I had a chance to stop by and visit with Pastor Josh at All Nations Church who gave me a tour of their new facility. It holds 500 people in the main auditorium. My wife Anne-Marie came from this church when she started work with Campus Crusade for Christ, now Power to Change Ministries
I also had a chance to visit with my sister-in-law, Louise, but forgot to get a picture with her. I keep missing some good photos. Then we meet with Pastor Markus who fed us a lasagna supper and introduced us to ten people in his church who came to hear us speak and give generously for the wells. They gathered around us to pray and send us on our way.
Today was the beginning of the second half of our cycling. It is hard to believe that in 8 days it will all be over! Timo and I stopped in Echo Bay at the memorial to the designer of the loonie, Robert Ralph Carmichael. I was reminded of the boy at Duncan’s camp who gave us a loonie for the wells from his snack (or tuck) money.
We needed an early start, just after 7 AM when it was only 11 Celsius, because we had a long day ahead of us – 206 km. Much of the first part was through Amish country.
After lunch I did the next 50 km stretch alone until I caught up to Camille Dionne who is cycling from northwest BC, where she had done tree planting as a summer job, to Montreal. I couldn’t believe that she too was wearing a watermelon helmet just like Patrick, with whom we hooked up outside Kenora. She traveled the final 40 km with us to Massey, ON with her pannier bags in our RV and drafting with Timo and I. She had no trouble matching our speed.
We did arrive in time for a shower, a quick supper to get to the Lighthouse where we shared about GAiN and the wells. They warmly welcomed us, listened attentively, asked many questions and gave generously. Thank you to the folks of the Lighthouse for helping with the cause and to Mark and Jan who are hosting us for the evening.
Paul and Gaye got up very early to send us off with a hearty breakfast of bacon, eggs and cinnamon buns. Because we had a meet and greet in Thunder Bay and a speaking engagement at Camp Duncan that evening, Patrick and I (Timo was still in Thunder Bay) got underway around 6:45. Busy speaking schedules make for long days. It was the first day we had rain during the cycling.
Timo chose to ride out to join as and bring us in to Thunder Bay where we met the owner of one of the Tim Horton’s in town. She kindly set up a table where people coming into her store could make a donation and spin the wheel to get a small prize. All prizes were donated. Over $200 was given to the wells. Thank you, Christine.
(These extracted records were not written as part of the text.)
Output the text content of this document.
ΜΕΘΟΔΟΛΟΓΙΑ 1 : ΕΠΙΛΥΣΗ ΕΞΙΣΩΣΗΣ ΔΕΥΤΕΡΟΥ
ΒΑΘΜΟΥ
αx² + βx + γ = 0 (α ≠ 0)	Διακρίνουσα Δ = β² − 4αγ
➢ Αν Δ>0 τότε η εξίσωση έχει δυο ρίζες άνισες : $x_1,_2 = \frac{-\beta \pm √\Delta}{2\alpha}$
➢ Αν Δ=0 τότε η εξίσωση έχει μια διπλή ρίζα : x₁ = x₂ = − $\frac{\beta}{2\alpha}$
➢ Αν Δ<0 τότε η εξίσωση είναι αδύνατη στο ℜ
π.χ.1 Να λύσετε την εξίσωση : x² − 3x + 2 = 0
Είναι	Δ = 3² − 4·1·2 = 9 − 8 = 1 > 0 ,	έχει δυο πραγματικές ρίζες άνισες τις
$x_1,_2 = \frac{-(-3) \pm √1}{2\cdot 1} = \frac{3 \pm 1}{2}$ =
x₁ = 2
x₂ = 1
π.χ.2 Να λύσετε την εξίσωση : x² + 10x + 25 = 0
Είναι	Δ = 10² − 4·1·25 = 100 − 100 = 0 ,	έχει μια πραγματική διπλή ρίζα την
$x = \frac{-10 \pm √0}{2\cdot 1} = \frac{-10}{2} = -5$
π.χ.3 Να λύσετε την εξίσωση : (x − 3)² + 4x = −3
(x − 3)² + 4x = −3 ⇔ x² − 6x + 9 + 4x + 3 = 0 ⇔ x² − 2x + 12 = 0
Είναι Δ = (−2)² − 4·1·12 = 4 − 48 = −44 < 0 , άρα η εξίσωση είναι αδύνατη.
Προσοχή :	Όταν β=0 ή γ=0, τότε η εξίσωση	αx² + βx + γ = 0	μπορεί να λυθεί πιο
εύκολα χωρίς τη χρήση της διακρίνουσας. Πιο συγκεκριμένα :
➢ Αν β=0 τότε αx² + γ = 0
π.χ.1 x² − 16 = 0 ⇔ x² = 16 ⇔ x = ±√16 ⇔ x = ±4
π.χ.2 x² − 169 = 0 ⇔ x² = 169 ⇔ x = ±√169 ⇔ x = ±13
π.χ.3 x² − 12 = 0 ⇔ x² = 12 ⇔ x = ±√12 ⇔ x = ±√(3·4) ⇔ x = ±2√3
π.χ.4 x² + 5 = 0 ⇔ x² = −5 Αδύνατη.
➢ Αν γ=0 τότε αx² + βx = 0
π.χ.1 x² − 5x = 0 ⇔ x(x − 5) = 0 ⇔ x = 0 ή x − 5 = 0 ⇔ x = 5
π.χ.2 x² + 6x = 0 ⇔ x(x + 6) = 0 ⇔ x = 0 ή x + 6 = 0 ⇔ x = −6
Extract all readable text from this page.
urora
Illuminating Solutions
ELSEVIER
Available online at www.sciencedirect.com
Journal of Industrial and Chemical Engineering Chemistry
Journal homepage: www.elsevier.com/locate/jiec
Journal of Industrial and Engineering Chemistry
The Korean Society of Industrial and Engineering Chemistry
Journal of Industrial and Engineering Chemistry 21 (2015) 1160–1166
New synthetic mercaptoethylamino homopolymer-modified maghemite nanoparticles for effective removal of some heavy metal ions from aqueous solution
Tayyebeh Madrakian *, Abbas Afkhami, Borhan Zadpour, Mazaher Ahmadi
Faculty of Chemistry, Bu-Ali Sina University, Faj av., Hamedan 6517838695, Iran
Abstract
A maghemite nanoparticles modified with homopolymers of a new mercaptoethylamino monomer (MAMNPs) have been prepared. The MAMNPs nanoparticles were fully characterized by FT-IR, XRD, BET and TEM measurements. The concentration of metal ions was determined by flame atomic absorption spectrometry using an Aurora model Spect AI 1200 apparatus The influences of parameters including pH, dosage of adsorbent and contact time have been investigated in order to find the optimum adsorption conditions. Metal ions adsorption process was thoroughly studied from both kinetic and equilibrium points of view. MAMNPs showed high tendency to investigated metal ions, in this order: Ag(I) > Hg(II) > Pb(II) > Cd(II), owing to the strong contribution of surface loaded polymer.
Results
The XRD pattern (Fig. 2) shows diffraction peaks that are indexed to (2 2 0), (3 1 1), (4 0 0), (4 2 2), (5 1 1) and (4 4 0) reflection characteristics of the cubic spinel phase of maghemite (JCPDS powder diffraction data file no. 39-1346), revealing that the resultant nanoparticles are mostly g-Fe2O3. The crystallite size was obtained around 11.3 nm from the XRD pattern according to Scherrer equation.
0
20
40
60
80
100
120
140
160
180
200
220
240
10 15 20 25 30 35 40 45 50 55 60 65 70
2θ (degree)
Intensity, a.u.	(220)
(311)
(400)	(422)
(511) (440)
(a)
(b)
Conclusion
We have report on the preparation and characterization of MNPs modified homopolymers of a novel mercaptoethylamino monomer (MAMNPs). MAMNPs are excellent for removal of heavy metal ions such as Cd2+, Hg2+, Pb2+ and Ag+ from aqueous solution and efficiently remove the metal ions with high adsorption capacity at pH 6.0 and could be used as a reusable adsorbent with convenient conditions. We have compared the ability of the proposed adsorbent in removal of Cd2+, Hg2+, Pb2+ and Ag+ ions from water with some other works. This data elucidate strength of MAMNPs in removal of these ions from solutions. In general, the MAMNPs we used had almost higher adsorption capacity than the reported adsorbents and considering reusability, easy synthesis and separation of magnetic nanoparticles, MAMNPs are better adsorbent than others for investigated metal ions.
Patrick left us, but then Kari joined us to take me on to Camp Duncan where Nancy and the children’s camp warmly welcomed us with food and an opportunity to meet about 40 kids. I was allowed an opportunity to share our story as an example of how someone can hear God speak to them. One boy, out of the goodness of his heart, gave us $1 for the wells from his “tuck” or snack money. He touched us all.